The department reports that grape production in New York is expected to total 115,000 tons, according to growers' reports, a 39 percent decrease from a year ago. This forecast is the lowest since 1977, when 101 thousand tons was produced.
Locally, the results may be worse. According to the USDA, The Chautauqua-Lake Erie grape belt reported "a poor growing year." Unusually warm March weather produced early growth that was met with April freezes. The Finger Lakes region experienced the warm March and April freezes, but experienced less damage than the Lake Erie area.
"Across the state, growers faced more challenging growing conditions than last year," the USDA report said. "Warm weather in March resulted in an early bud break. This was followed by several frosts and freezes in April. Growers also encountered drought like conditions throughout June and July."
Long Island growers did not have the same issues with weather that growers in central and western New York experienced. U.S. grape production is forecast at 7.30 million tons, down 1 percent from 2011.

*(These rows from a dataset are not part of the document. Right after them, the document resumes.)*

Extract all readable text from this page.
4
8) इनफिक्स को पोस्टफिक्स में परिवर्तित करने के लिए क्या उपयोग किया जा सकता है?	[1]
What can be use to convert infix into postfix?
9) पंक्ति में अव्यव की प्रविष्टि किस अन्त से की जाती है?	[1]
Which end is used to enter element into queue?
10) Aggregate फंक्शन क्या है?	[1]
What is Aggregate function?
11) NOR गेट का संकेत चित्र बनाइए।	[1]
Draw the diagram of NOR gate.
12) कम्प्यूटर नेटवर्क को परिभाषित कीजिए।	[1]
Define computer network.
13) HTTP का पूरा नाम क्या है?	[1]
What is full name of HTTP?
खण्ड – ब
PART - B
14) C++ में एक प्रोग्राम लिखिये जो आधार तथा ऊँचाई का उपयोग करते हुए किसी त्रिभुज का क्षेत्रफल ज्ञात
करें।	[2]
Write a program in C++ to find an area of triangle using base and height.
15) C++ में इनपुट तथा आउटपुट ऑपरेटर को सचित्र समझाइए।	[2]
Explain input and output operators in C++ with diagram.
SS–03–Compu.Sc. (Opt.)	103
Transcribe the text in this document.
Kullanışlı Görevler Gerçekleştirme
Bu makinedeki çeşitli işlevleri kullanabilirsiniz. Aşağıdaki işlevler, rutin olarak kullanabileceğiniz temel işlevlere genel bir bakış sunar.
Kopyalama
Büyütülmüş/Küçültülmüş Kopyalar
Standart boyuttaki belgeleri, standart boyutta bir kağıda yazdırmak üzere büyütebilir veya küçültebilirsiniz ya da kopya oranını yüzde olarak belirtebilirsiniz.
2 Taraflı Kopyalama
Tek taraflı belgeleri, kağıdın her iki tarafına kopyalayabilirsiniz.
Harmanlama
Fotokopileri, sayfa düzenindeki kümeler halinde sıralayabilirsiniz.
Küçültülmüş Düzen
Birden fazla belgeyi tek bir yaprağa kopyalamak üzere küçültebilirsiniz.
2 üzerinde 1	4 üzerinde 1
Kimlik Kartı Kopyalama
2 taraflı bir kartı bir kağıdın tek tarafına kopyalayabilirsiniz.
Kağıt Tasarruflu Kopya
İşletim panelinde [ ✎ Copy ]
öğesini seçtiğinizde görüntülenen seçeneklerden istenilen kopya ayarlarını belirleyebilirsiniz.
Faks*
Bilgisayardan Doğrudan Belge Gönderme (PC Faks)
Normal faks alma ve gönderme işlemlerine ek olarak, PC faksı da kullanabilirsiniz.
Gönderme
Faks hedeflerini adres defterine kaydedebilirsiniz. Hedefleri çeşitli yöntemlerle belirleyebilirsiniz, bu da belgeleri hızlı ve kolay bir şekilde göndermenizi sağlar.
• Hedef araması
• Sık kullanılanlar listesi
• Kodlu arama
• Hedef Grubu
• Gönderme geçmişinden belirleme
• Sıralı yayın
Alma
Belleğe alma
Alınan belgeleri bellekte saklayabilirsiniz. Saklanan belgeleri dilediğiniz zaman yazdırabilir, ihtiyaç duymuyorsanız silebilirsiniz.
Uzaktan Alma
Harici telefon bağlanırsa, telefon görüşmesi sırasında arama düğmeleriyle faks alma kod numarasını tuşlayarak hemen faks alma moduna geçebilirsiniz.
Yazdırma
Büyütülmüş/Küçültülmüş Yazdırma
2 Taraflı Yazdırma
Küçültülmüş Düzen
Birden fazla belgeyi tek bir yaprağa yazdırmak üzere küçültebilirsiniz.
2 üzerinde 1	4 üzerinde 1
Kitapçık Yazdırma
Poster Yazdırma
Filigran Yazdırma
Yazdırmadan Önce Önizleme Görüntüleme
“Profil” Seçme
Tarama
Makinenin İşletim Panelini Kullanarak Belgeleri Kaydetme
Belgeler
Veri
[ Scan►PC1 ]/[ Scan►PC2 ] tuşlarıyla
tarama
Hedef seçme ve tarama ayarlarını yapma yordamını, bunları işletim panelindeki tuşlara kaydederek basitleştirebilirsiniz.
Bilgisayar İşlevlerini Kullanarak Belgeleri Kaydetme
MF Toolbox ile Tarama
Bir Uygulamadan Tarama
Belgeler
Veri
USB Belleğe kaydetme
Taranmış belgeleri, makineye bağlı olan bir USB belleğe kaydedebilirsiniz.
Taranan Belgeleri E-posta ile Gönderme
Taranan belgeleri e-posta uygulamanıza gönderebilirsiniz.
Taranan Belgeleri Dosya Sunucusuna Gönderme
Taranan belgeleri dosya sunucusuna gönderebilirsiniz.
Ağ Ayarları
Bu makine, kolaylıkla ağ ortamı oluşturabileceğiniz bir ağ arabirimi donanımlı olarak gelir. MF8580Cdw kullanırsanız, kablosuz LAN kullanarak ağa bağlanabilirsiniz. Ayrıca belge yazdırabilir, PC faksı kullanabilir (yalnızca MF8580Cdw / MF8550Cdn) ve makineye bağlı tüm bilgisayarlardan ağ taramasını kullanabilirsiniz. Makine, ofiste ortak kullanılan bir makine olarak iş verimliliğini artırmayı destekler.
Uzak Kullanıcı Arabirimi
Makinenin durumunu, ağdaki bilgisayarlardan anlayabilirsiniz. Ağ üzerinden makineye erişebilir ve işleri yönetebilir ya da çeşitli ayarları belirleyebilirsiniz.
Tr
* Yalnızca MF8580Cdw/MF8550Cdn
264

Apples are predicted to be poor as well.
Total apple production in New York is forecast at 590 million pounds based on conditions as of Aug. 1, according to the U.S. Department of Agriculture. This is 52 percent below the 1.22 billion pounds produced last year. This forecast is the lowest production estimate since 1948, when production was 564 million pounds.
Across the state, growers reported significant losses due to adverse weather conditions. A warm spring season prompted trees to begin budding earlier than usual. Immediately following the warm spell in March, multiple freezes in April damaged many of the buds. In July, drought conditions hampered most of the remaining production. The first U.S. apple production forecast for the 2012 crop year is 8.07 billion pounds, 14 percent below the 2011 crop.
There are other fruits forecast to be down as well.
Peach production in New York is forecast at a record low, 2,700 tons. The forecasted production, if realized, would be down 60 percent from last year's level of 6,800 tons, and down 54 percent from 2010. The August 2012 forecast of U.S. peach production is 1.02 million tons, 5 percent below 2011.
Pear production in New York is expected to total a record low, 2,500 tons, down 79 percent from the production level in 2011. U.S. production is forecast at 878.5 thousand tons, down 8 percent from last year and 8 percent above 2010.